NABOKV-L post 0004583, Wed, 17 Nov 1999 09:54:27 -0800

Paris-Rampton (fwd)

My contention in this paper is that Nabokov's 1937 article,
"Pouchkine, ou le vrai et le vraisemblable," has been unjustly neglected.
Ostensibly an appreciation of Russia's premier poet and a treatise on the
importance of making basic critical distinctions, it has, understandably
enough, been viewed as a casual sketch, something that was to be
splendidly superseded by the commentary in the multi-volume Pushkin
translation published some thirty years later. The more recondite, more
imaginative fiction Nabokov was producing in the 1930s has therefore
received the bulk of our attention. yet this article, like so much else in
Nabokov's work, is not exactlt what it seems, and deserves to be better
I shall argue that it actually serves as a capsule summary of the
principal issues he was concurrently exploring in his fiction: the
multi-faceted nature of the "biographie romancee," the difficulties
attendant on any attempt to enter another's world, the importance of the
difference between the elite and plebian, and the task of preserving
Russian culture by resisting vulgar attempts to appropriate it. Not only
that: at the same time it reveals the determinedly pre-modernist aspects
of Nabokov's own critical assumptions, as he brilliantly refights the
battles of the 1840s and 50s in the 1930s. He published all of his Russian
novels in the most eminent of Parisian emigre jounals, and the Pushkin
piece in _Nouvelle Revue Francaise,_ yet the approach to the problems
posed by Pushkin's work reveals both Nabokokvs' quasi-total isolation from
twentieth-century literary and intellectual movements and the
fundamentally anti-theoretical foundations of his art. The author who
prided himself on travelling through life in a space helmet had a mind too
fine to be ravished by a modernist theory.

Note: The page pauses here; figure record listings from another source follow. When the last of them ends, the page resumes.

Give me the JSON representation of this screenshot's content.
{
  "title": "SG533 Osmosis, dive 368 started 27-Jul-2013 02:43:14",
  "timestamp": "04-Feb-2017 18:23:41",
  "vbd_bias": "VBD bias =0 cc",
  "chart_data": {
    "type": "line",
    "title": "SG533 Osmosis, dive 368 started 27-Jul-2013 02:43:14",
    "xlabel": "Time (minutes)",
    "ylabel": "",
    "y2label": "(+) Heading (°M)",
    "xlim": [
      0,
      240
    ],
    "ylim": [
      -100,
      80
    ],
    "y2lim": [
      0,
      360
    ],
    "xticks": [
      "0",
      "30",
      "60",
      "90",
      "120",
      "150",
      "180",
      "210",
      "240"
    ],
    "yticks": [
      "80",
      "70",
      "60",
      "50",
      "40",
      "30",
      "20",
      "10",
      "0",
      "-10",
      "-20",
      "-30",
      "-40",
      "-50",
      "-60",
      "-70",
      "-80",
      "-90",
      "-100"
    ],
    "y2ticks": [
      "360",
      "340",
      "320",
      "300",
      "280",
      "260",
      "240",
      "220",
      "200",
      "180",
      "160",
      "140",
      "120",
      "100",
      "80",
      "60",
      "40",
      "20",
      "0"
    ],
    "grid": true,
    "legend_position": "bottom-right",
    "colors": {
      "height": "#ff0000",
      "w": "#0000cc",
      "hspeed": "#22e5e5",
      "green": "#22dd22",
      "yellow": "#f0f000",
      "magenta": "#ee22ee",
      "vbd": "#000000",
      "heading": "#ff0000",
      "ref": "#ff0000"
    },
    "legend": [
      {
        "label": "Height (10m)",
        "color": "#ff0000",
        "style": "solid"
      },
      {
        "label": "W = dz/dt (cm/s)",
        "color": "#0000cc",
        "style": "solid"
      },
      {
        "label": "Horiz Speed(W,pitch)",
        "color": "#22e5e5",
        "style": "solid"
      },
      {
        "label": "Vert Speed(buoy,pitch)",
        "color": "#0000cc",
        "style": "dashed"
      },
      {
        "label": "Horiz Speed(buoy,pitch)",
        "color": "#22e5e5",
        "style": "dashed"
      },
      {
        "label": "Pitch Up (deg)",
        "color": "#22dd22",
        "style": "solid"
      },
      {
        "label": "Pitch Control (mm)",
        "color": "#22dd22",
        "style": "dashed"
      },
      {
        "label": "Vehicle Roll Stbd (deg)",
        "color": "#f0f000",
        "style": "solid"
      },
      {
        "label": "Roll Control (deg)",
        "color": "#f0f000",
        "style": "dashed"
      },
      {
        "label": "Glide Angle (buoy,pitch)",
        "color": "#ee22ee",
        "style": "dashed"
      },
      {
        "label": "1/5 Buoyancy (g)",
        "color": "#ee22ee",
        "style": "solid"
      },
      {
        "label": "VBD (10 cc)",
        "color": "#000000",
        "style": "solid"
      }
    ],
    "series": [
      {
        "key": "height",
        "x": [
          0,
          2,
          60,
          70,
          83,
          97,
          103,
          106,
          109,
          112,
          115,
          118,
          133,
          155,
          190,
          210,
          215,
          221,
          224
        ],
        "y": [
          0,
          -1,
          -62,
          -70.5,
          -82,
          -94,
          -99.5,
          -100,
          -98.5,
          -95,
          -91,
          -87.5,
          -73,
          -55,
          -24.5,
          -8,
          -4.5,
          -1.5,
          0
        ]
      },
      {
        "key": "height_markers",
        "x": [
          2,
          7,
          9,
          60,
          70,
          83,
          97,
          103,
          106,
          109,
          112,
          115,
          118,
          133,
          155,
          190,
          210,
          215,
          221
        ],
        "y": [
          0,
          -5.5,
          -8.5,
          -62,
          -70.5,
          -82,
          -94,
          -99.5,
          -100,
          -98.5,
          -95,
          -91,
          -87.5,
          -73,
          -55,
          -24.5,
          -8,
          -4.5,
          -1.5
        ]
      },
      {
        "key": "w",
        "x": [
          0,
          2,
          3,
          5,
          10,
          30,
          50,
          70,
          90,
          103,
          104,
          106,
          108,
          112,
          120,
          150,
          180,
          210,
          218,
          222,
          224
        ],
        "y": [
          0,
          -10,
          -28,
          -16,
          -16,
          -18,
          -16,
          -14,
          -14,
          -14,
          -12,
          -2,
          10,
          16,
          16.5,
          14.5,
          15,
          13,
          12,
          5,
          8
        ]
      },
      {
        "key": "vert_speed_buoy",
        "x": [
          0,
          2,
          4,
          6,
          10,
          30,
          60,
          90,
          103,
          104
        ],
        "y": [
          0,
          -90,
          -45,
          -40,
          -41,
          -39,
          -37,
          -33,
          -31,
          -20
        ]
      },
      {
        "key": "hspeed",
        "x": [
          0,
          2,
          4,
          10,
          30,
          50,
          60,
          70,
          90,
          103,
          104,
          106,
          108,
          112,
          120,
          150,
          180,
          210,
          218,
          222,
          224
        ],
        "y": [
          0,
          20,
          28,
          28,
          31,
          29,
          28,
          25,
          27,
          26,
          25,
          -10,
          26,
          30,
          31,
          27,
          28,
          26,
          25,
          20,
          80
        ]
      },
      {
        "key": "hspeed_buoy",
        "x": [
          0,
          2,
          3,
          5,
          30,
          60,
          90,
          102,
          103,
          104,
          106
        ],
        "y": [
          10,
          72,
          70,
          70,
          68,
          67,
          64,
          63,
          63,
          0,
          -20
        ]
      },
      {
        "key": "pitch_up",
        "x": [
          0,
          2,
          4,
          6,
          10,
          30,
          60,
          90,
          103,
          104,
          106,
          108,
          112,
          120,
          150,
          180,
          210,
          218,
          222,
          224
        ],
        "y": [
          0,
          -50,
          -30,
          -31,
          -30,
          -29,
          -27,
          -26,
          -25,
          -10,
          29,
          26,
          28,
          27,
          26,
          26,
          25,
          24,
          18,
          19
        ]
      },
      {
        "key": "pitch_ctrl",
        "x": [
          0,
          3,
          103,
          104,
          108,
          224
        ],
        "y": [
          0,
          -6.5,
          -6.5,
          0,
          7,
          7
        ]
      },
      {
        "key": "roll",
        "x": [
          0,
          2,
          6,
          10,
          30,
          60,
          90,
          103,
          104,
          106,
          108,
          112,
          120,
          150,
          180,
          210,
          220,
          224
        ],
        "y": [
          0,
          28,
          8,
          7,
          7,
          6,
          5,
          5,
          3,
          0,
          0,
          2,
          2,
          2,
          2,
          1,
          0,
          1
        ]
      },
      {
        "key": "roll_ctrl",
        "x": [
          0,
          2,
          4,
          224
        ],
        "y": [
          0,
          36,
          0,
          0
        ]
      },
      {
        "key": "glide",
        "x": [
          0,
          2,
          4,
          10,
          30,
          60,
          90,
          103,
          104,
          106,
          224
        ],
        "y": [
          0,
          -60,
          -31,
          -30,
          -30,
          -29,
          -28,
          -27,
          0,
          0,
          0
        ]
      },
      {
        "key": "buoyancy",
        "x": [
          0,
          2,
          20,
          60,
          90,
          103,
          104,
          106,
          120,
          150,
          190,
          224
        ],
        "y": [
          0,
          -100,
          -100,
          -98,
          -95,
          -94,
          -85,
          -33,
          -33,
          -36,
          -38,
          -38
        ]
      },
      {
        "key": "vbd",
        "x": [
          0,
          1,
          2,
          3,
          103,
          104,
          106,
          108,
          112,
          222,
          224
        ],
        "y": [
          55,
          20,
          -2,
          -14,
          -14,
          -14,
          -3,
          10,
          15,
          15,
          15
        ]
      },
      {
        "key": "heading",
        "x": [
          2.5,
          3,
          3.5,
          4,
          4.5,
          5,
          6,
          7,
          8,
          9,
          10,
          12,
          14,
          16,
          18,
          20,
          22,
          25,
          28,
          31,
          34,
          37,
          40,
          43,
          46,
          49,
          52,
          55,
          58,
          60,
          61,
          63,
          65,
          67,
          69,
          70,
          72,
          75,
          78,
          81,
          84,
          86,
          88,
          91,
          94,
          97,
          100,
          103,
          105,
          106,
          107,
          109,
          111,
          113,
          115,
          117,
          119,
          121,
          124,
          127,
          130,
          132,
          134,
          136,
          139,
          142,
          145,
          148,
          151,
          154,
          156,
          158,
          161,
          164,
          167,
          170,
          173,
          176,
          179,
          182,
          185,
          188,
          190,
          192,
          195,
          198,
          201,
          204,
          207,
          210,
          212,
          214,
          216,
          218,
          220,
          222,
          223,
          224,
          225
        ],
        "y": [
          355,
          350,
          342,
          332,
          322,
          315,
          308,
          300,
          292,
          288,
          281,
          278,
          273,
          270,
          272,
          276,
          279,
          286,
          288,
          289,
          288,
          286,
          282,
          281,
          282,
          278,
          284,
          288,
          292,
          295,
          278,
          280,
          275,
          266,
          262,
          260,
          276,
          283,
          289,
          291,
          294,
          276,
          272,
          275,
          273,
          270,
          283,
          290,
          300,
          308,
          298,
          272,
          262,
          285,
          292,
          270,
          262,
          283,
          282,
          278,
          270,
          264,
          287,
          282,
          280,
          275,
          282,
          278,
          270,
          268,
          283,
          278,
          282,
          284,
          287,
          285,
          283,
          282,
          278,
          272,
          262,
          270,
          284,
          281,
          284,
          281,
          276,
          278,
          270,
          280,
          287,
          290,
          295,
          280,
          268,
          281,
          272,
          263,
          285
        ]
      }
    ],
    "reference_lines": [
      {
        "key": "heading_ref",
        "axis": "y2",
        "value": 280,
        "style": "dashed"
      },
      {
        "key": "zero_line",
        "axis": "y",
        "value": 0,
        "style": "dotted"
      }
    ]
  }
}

The whole process of stating a thesis, adducing relevant evidence,
making logical transitions, and moving toward a plausible conclusion is
somewhat alien to Nabokov's aesthetic sensibility, and the "Le vrai et le
vraisemblabale" helps explain his aversion to and distain of the
expository mode as a means of exploring ideas about literature. Finally,
in its anatomy of a madman and its critique of his banal imaginings, it
offers an intriguing and proleptic look at where Nabokov was going, at
what the subject of his most audacious and successful fiction was to be.